Friday, August 29, 2008

Working Well With Others

I have never really been a social person. I have to work with many, many people. There are times when I am seen as "the enemy." I take things away from them. I deal with them and they deal with me.

When they break the rules, sometimes I have to take actions that they would perceive as an intrusion of privacy. Such is life. I deal with it and they deal with it.

I can handle myself well enough. I have never backed down even when it is an executive who is technically above me in rank. I'm not playing that off as a strength, I'm just saying that I do my duty. I deal with it, but it is stressful.

The way I burn off this stress is with silence and solitude. I don't explode in anger or go out drinking. Instead I step into my workspace, where it is quiet, fresh and relaxing.

One of my coworkers was recently fired and another was brought in to replace them. A kind, but loud replacement. This particular individual means well enough and works hard enough but their form of release clashes with mine.

I come in trying to achieve a near meditative state and they come in yelling up a storm with a total disregard to other employees nearby.

We had a loud employee warn us about this new replacement before they began which concerned me right from the start. Was I exposed to a negative preconception? Perhaps, but there is no denying that this individual has the power to ruin my day.

The disadvantages of close proximity employment are blindingly evident and my desire for a job that allows for telecommuting grows daily.

What would you guys do in my situation? I wouldn't want to bring Human Resources into it because it would just create animosity. I am looking for an internal solution. Someway I could train myself to deal with it. Any ideas? Experience a similar situation and find your way out?

Let me know.


Iris said...

If you don't want to create animosity, you should bring it up him in a way that isn't obvious.

Most people would probably suggest you say something like "Dang! You are LOUD!" But I imagine you don't want to go that route.

I would bring it up as a seperate topic: For example if the subject of stress and dealing with stress ever comes up, which it usually does frequently at work, respond with "I suffer from headaches, especially if there is too much noise in the mornings. I enjoy my quiet time. It prepares me for the stressful day ahead"

If he totally ignores what you just said, and goes on to talk about himself, reiterate it. People who are loud usually don't listen to what other people are saying.

Repeat it, say "Yeah that' may work for you, but for me, I REALLY enjoy my peace and quiet. It helps me concentrate and relax to handle my tasks ahead."
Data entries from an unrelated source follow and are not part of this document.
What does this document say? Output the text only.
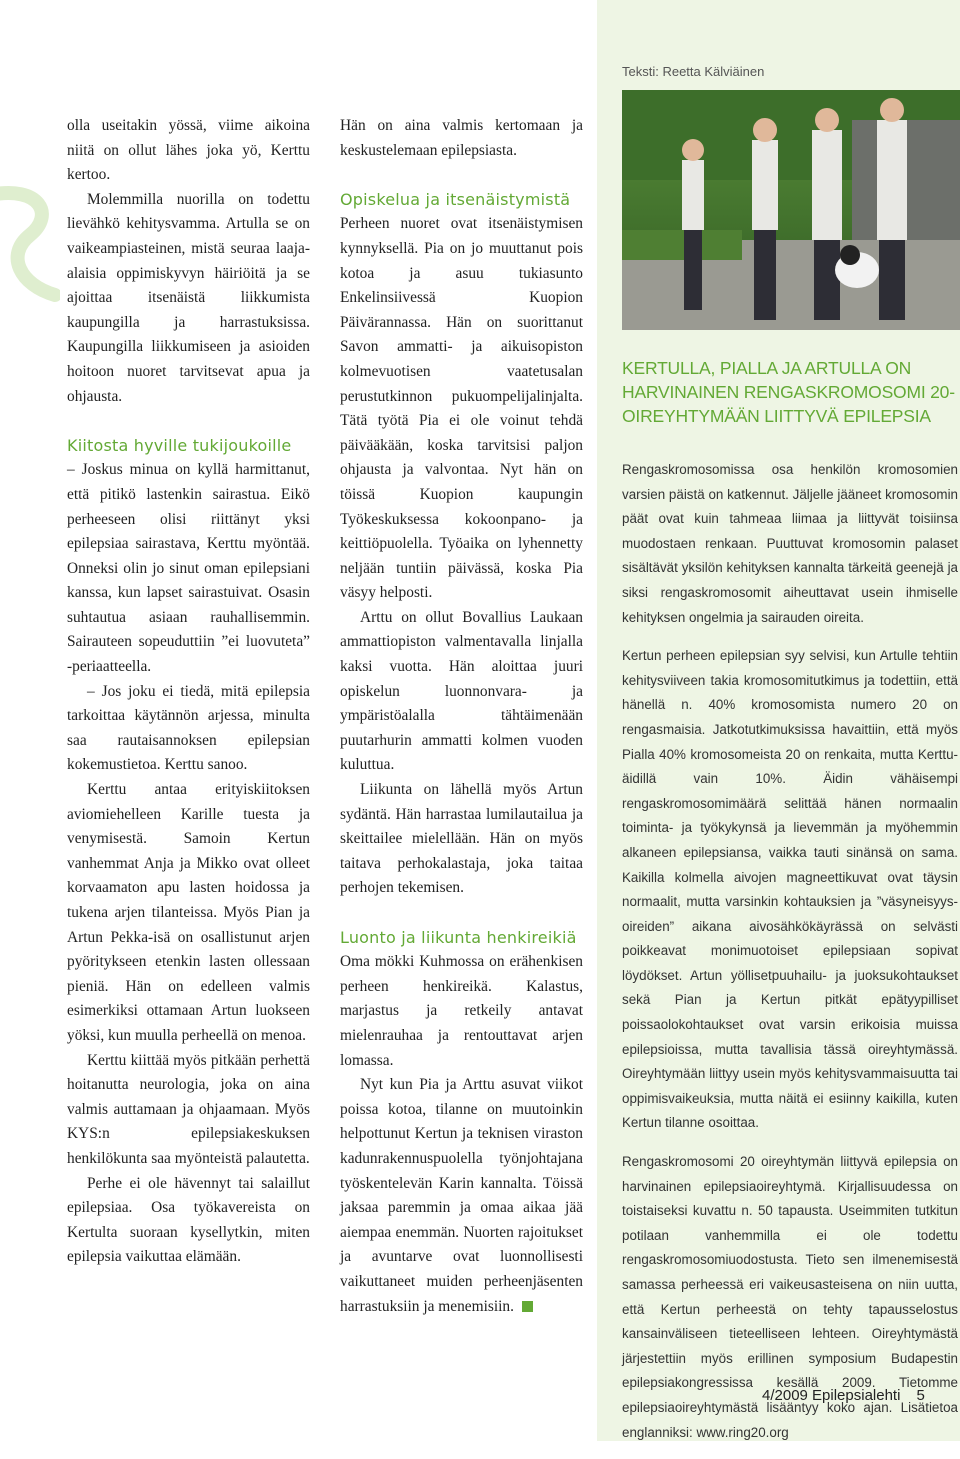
Teksti: Reetta Kälviäinen

olla useitakin yössä, viime aikoina niitä on ollut lähes joka yö, Kerttu kertoo.

Molemmilla nuorilla on todettu lievähkö kehitysvamma. Artulla se on vaikeampiasteinen, mistä seuraa laaja-alaisia oppimiskyvyn häiriöitä ja se ajoittaa itsenäistä liikkumista kaupungilla ja harrastuksissa. Kaupungilla liikkumiseen ja asioiden hoitoon nuoret tarvitsevat apua ja ohjausta.

Kiitosta hyville tukijoukoille

– Joskus minua on kyllä harmittanut, että pitikö lastenkin sairastua. Eikö perheeseen olisi riittänyt yksi epilepsiaa sairastava, Kerttu myöntää. Onneksi olin jo sinut oman epilepsiani kanssa, kun lapset sairastuivat. Osasin suhtautua asiaan rauhallisemmin. Sairauteen sopeuduttiin ”ei luovuteta” -periaatteella.

– Jos joku ei tiedä, mitä epilepsia tarkoittaa käytännön arjessa, minulta saa rautaisannoksen epilepsian kokemustietoa. Kerttu sanoo.

Kerttu antaa erityiskiitoksen aviomiehelleen Karille tuesta ja venymisestä. Samoin Kertun vanhemmat Anja ja Mikko ovat olleet korvaamaton apu lasten hoidossa ja tukena arjen tilanteissa. Myös Pian ja Artun Pekka-isä on osallistunut arjen pyöritykseen etenkin lasten ollessaan pieniä. Hän on edelleen valmis esimerkiksi ottamaan Artun luokseen yöksi, kun muulla perheellä on menoa.

Kerttu kiittää myös pitkään perhettä hoitanutta neurologia, joka on aina valmis auttamaan ja ohjaamaan. Myös KYS:n epilepsiakeskuksen henkilökunta saa myönteistä palautetta.

Perhe ei ole hävennyt tai salaillut epilepsiaa. Osa työkavereista on Kertulta suoraan kysellytkin, miten epilepsia vaikuttaa elämään.

Hän on aina valmis kertomaan ja keskustelemaan epilepsiasta.

Opiskelua ja itsenäistymistä

Perheen nuoret ovat itsenäistymisen kynnyksellä. Pia on jo muuttanut pois kotoa ja asuu tukiasunto Enkelinsiivessä Kuopion Päivärannassa. Hän on suorittanut Savon ammatti- ja aikuisopiston kolmevuotisen vaatetusalan perustutkinnon pukuompelijalinjalta. Tätä työtä Pia ei ole voinut tehdä päivääkään, koska tarvitsisi paljon ohjausta ja valvontaa. Nyt hän on töissä Kuopion kaupungin Työkeskuksessa kokoonpano- ja keittiöpuolella. Työaika on lyhennetty neljään tuntiin päivässä, koska Pia väsyy helposti.

Arttu on ollut Bovallius Laukaan ammattiopiston valmentavalla linjalla kaksi vuotta. Hän aloittaa juuri opiskelun luonnonvara- ja ympäristöalalla tähtäimenään puutarhurin ammatti kolmen vuoden kuluttua.

Liikunta on lähellä myös Artun sydäntä. Hän harrastaa lumilautailua ja skeittailee mielellään. Hän on myös taitava perhokalastaja, joka taitaa perhojen tekemisen.

Luonto ja liikunta henkireikiä

Oma mökki Kuhmossa on erähenkisen perheen henkireikä. Kalastus, marjastus ja retkeily antavat mielenrauhaa ja rentouttavat arjen lomassa.

Nyt kun Pia ja Arttu asuvat viikot poissa kotoa, tilanne on muutoinkin helpottunut Kertun ja teknisen viraston kadunrakennuspuolella työnjohtajana työskentelevän Karin kannalta. Töissä jaksaa paremmin ja omaa aikaa jää aiempaa enemmän. Nuorten rajoitukset ja avuntarve ovat luonnollisesti vaikuttaneet muiden perheenjäsenten harrastuksiin ja menemisiin.

KERTULLA, PIALLA JA ARTULLA ON HARVINAINEN RENGASKROMOSOMI 20-OIREYHTYMÄÄN LIITTYVÄ EPILEPSIA

Rengaskromosomissa osa henkilön kromosomien varsien päistä on katkennut. Jäljelle jääneet kromosomin päät ovat kuin tahmeaa liimaa ja liittyvät toisiinsa muodostaen renkaan. Puuttuvat kromosomin palaset sisältävät yksilön kehityksen kannalta tärkeitä geenejä ja siksi rengaskromosomit aiheuttavat usein ihmiselle kehityksen ongelmia ja sairauden oireita.

Kertun perheen epilepsian syy selvisi, kun Artulle tehtiin kehitysviiveen takia kromosomitutkimus ja todettiin, että hänellä n. 40% kromosomista numero 20 on rengasmaisia. Jatkotutkimuksissa havaittiin, että myös Pialla 40% kromosomeista 20 on renkaita, mutta Kerttu-äidillä vain 10%. Äidin vähäisempi rengaskromosomimäärä selittää hänen normaalin toiminta- ja työkykynsä ja lievemmän ja myöhemmin alkaneen epilepsiansa, vaikka tauti sinänsä on sama. Kaikilla kolmella aivojen magneettikuvat ovat täysin normaalit, mutta varsinkin kohtauksien ja ”väsyneisyys-oireiden” aikana aivosähkökäyrässä on selvästi poikkeavat monimuotoiset epilepsiaan sopivat löydökset. Artun yöllisetpuuhailu- ja juoksukohtaukset sekä Pian ja Kertun pitkät epätyypilliset poissaolokohtaukset ovat varsin erikoisia muissa epilepsioissa, mutta tavallisia tässä oireyhtymässä. Oireyhtymään liittyy usein myös kehitysvammaisuutta tai oppimisvaikeuksia, mutta näitä ei esiinny kaikilla, kuten Kertun tilanne osoittaa.

Rengaskromosomi 20 oireyhtymän liittyvä epilepsia on harvinainen epilepsiaoireyhtymä. Kirjallisuudessa on toistaiseksi kuvattu n. 50 tapausta. Useimmiten tutkitun potilaan vanhemmilla ei ole todettu rengaskromosomiuodostusta. Tieto sen ilmenemisestä samassa perheessä eri vaikeusasteisena on niin uutta, että Kertun perheestä on tehty tapausselostus kansainväliseen tieteelliseen lehteen. Oireyhtymästä järjestettiin myös erillinen symposium Budapestin epilepsiakongressissa kesällä 2009. Tietomme epilepsiaoireyhtymästä lisääntyy koko ajan. Lisätietoa englanniksi: www.ring20.org

4/2009 Epilepsialehti 5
At every opportunity that you can, bring up the quiet time that you treasure, I think it will sit in EVENTUALLY. But it will.

HektikLyfe said...

This is definitely something I will try. The more comfortable the employee gets with our group, the louder this individual seems to get.

ryanmortinson said...

you could wear earplugs. :)

or as many people do... tune out the world with some tunes on your mp3 player.

Iris said...

I like ryans idea :)

HektikLyfe said...

Yeah same here. I think I will do that. I have a radio in here that the recently released employee left behind that I could use to drown out the background noise.

Anonymous said...

Iris and Ryan both have nice ideas.
I work at RadioShack now and there are some things that stress me out here as well. And you know how I deal with that stress? I ignore it. I've fully accepted the fact that no matter where you work, in a big organization with a large team or small organization with a small team, there are problems and stresses. So I let work throw as much stress on me as it wants to. And then I go home and completely forget about all work related stress and just relax the way I want to.
None of my co-workers are loud, but I still kind of feel out of place and weird around them. Why? All they talk about is sports and I don't have even 3 cents worth of knowledge about baseball or football. But hey, as long as team work is concerned though, we work well together.

HektikLyfe said...

>Farhan: Yeah we're in the same boat about the sports thing. The answer? Learn about sports. The sports "fetish" is in my opinion a direct result of man's competitive nature. I've never been competitive really so I can't get obsessed with any sport. I'll watch the Superbowl because I love barbecue's and I will on a rare occasional go watch a Dodger game because I like the ambiance. Knowing and talking about sports can bring you an amazingly unfair amount of success in your professional life. Seriously.

When you see those movies about a small town guy making friends with an executive over lunch and they discuss sports and seal the deal? That crap does happen. You should see how many people turn up their noses at me when then find out I don't like sports.

Friends are made over sports.

I don't have the desire to develop or fake an interest in it so that has kept me from making some good friends but what can you do?

Personally I would rather not lie to myself.

carlos said...

i know who you are talking about and suggest you take ryan's approach. i dont know who i will piss off but im gonna say it, this person has the traits that are common for his race, from my experience. he is arrogant and loud and i think that if you let him know he annoys you with his volume, instead of him toning it down, he will raise it. or you can do like the little old man in the group and find somewhere else to call "home base" away from this annoying person. the strategy I use, I dont encourage you to use... and that is be louder and more annoying than him. it works for me! although sometimes im just not in the mood. another bad thing about this person... management likes him. we all know how bad that can be.
-and to address your sports issue, sometimes you find OTHER things you have in common with those people. for me its cars, food, drinking, movies, motorcycles, travel... there are other things to share in common.